Pestiños, is the name for the pastries presented in the title. They are usually prepared during Lent and especially during Holy Week (Semana Santa). As is usual with traditional recipes, there are almost as much recipes for pestiños as Spanish villages. Some add the anise seeds, some do not bath them in honey, but sprinkle them with sugar, and some do not prepare them for Lent, but make them for Christmas. Also at issue is their origin - some believe that they originate from Seville whilst others claim that they are from Cordoba. One thing is certain: these are Andalusian pastries, because not hard to notice that they resemble, flavorful and bathed in honey, Arabic sweets.

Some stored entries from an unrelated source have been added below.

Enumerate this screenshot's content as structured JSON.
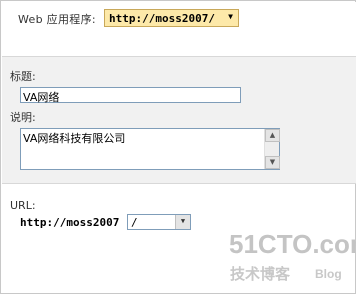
{
  "web_application": {
    "label": "Web 应用程序:",
    "selected": "http://moss2007/"
  },
  "title_field": {
    "label": "标题:",
    "value": "VA网络"
  },
  "description_field": {
    "label": "说明:",
    "value": "VA网络科技有限公司"
  },
  "url_field": {
    "label": "URL:",
    "prefix": "http://moss2007",
    "selected": "/"
  },
  "watermark": {
    "main": "51CTO.com",
    "sub": "技术博客",
    "blog": "Blog"
  },
  "icons": {
    "dropdown": "chevron-down-icon",
    "scroll_up": "scroll-up-arrow-icon",
    "scroll_down": "scroll-down-arrow-icon"
  },
  "colors": {
    "selector_bg": "#fde9a9",
    "form_bg": "#f1f1f1",
    "input_border": "#7f9db9",
    "watermark": "#c4c4c4"
  }
}
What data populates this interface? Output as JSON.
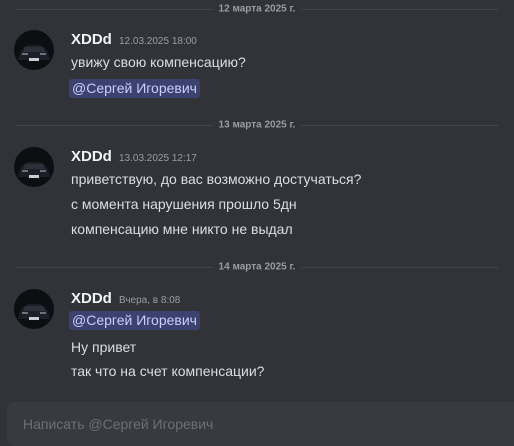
{
  "messages": [
    {
      "date_divider": "12 марта 2025 г.",
      "author": "XDDd",
      "timestamp": "12.03.2025 18:00",
      "lines": [
        "увижу свою компенсацию?"
      ],
      "mention": "@Сергей Игоревич"
    },
    {
      "date_divider": "13 марта 2025 г.",
      "author": "XDDd",
      "timestamp": "13.03.2025 12:17",
      "lines": [
        "приветствую, до вас возможно достучаться?",
        "с момента нарушения прошло 5дн",
        "компенсацию мне никто не выдал"
      ]
    },
    {
      "date_divider": "14 марта 2025 г.",
      "author": "XDDd",
      "timestamp": "Вчера, в 8:08",
      "mention": "@Сергей Игоревич",
      "lines": [
        "Ну привет",
        "так что на счет компенсации?"
      ]
    }
  ],
  "composer": {
    "placeholder": "Написать @Сергей Игоревич"
  },
  "colors": {
    "background": "#323339",
    "mention_bg": "#3c4270",
    "mention_text": "#c9cdfb",
    "muted_text": "#9a9ca3"
  }
}
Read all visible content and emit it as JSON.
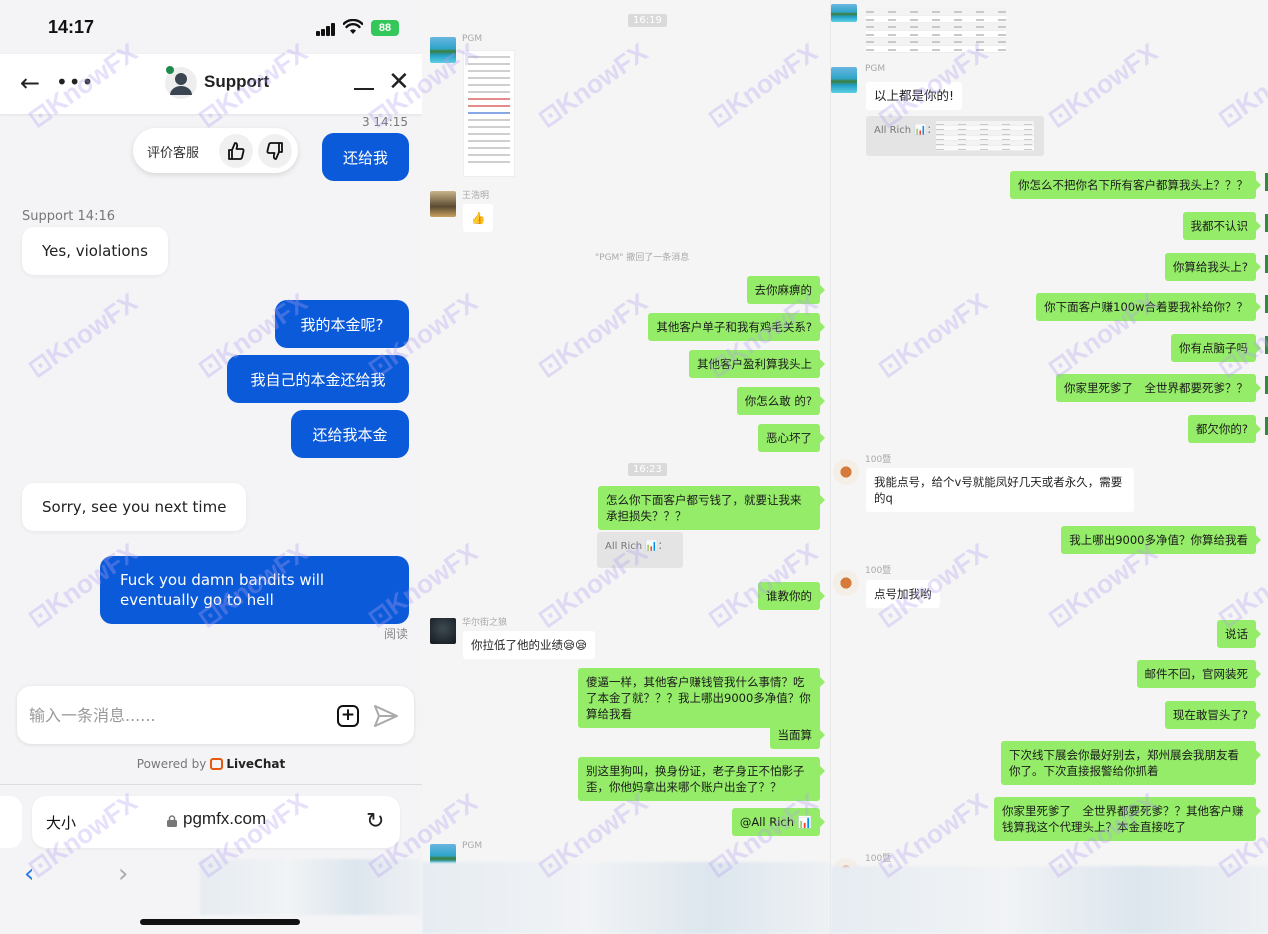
{
  "phone": {
    "status_bar": {
      "time": "14:17",
      "battery": "88"
    },
    "header": {
      "agent_name": "Support",
      "back_icon": "arrow-left-icon",
      "more_icon": "ellipsis-icon",
      "minimize_icon": "minimize-icon",
      "close_icon": "close-icon"
    },
    "rating": {
      "label": "评价客服",
      "thumb_up_icon": "thumbs-up-icon",
      "thumb_down_icon": "thumbs-down-icon"
    },
    "messages": [
      {
        "from": "user",
        "time": "3 14:15",
        "text": "还给我"
      },
      {
        "from": "agent",
        "sender": "Support 14:16",
        "text": "Yes, violations"
      },
      {
        "from": "user",
        "text": "我的本金呢?"
      },
      {
        "from": "user",
        "text": "我自己的本金还给我"
      },
      {
        "from": "user",
        "text": "还给我本金"
      },
      {
        "from": "agent",
        "text": "Sorry, see you next time"
      },
      {
        "from": "user",
        "text": "Fuck you damn bandits will eventually go to hell",
        "status": "阅读"
      }
    ],
    "composer": {
      "placeholder": "输入一条消息......",
      "attach_icon": "plus-square-icon",
      "send_icon": "send-icon"
    },
    "powered_by": {
      "prefix": "Powered by",
      "brand": "LiveChat"
    },
    "browser": {
      "text_size_label": "大小",
      "url": "pgmfx.com",
      "reload_icon": "reload-icon"
    }
  },
  "chat_mid": {
    "timestamps": [
      "16:19",
      "16:23"
    ],
    "recall_notice": "\"PGM\" 撤回了一条消息",
    "senders": {
      "pgm": "PGM",
      "wang": "王浩明",
      "wolf": "华尔街之狼"
    },
    "incoming": [
      {
        "sender": "王浩明",
        "text": "👍"
      },
      {
        "sender": "华尔街之狼",
        "text": "你拉低了他的业绩😪😪"
      }
    ],
    "outgoing": [
      "去你麻痹的",
      "其他客户单子和我有鸡毛关系?",
      "其他客户盈利算我头上",
      "你怎么敢 的?",
      "恶心坏了",
      "怎么你下面客户都亏钱了，就要让我来承担损失？？？",
      "谁教你的",
      "傻逼一样，其他客户赚钱管我什么事情？吃了本金了就？？？我上哪出9000多净值？你算给我看",
      "当面算",
      "别这里狗叫，换身份证，老子身正不怕影子歪，你他妈拿出来哪个账户出金了？？",
      "@All Rich 📊"
    ],
    "quote_label": "All Rich 📊："
  },
  "chat_right": {
    "senders": {
      "pgm": "PGM",
      "user100": "100暨"
    },
    "incoming": [
      {
        "sender": "PGM",
        "text": "以上都是你的!"
      },
      {
        "sender": "100暨",
        "text": "我能点号，给个v号就能凤好几天或者永久，需要的q"
      },
      {
        "sender": "100暨",
        "text": "点号加我哟"
      }
    ],
    "quote_label": "All Rich 📊：",
    "outgoing": [
      "你怎么不把你名下所有客户都算我头上？？？",
      "我都不认识",
      "你算给我头上?",
      "你下面客户赚100w合着要我补给你？？",
      "你有点脑子吗",
      "你家里死爹了　全世界都要死爹？？",
      "都欠你的?",
      "我上哪出9000多净值？你算给我看",
      "说话",
      "邮件不回，官网装死",
      "现在敢冒头了?",
      "下次线下展会你最好别去，郑州展会我朋友看你了。下次直接报警给你抓着",
      "你家里死爹了　全世界都要死爹？？其他客户赚钱算我这个代理头上？本金直接吃了"
    ]
  },
  "watermark": "KnowFX"
}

Ingredients ( for 15 small pastries):
250 g bread flour (I used white spelt flour)
3 g fresh yeast
1 teaspoon cinnamon
125 ml white, dry wine
1 teaspoon anise seeds
pinch of salt
zest of half a lemon or orange
400 ml olive oil
zest of 1 lemon
zest of 1 orange
120 ml honey
120 ml water
Heat the olive oil in a saucepan. Add the lemon and orange zest and fry for 5 minutes. Then add the cloves and a little bit of anise seeds and fry for another 5 minutes. Remove the oil from the heat and allow to cool. Next, pour it through a strainer to remove the skins and the seeds.
In a bowl mix the flour, crumbled yeast, cinnamon, salt, anise seeds and zest of half a lemon or orange. Add the wine and 40 ml of cooled flavoured olive oil. Knead the dough until smooth and flexible. Put it into a bowl, cover with damp cloth and leave for 30 minutes. After this time, roll out the dough (it should be 2 mm thick) and cut it into rectangles. Next connect two opposite ends of each rectangle.
Heat the remaining olive oil in a skillet or a saucepan and fry the pastries in batches, until golden brown. Put fried pastries on a paper towels to remove the excess of oil.
Meanwhile, prepare the honey syrup. In a frying pan or pot, pour the honey and water. Cook for about 20-30 minutes over medium heat. When the syrup begins to thicken put pastries (in batches) into it and allow them to soaked the syrup for 2-3 minutes. Put the pastries on a plate and allow to cool completely.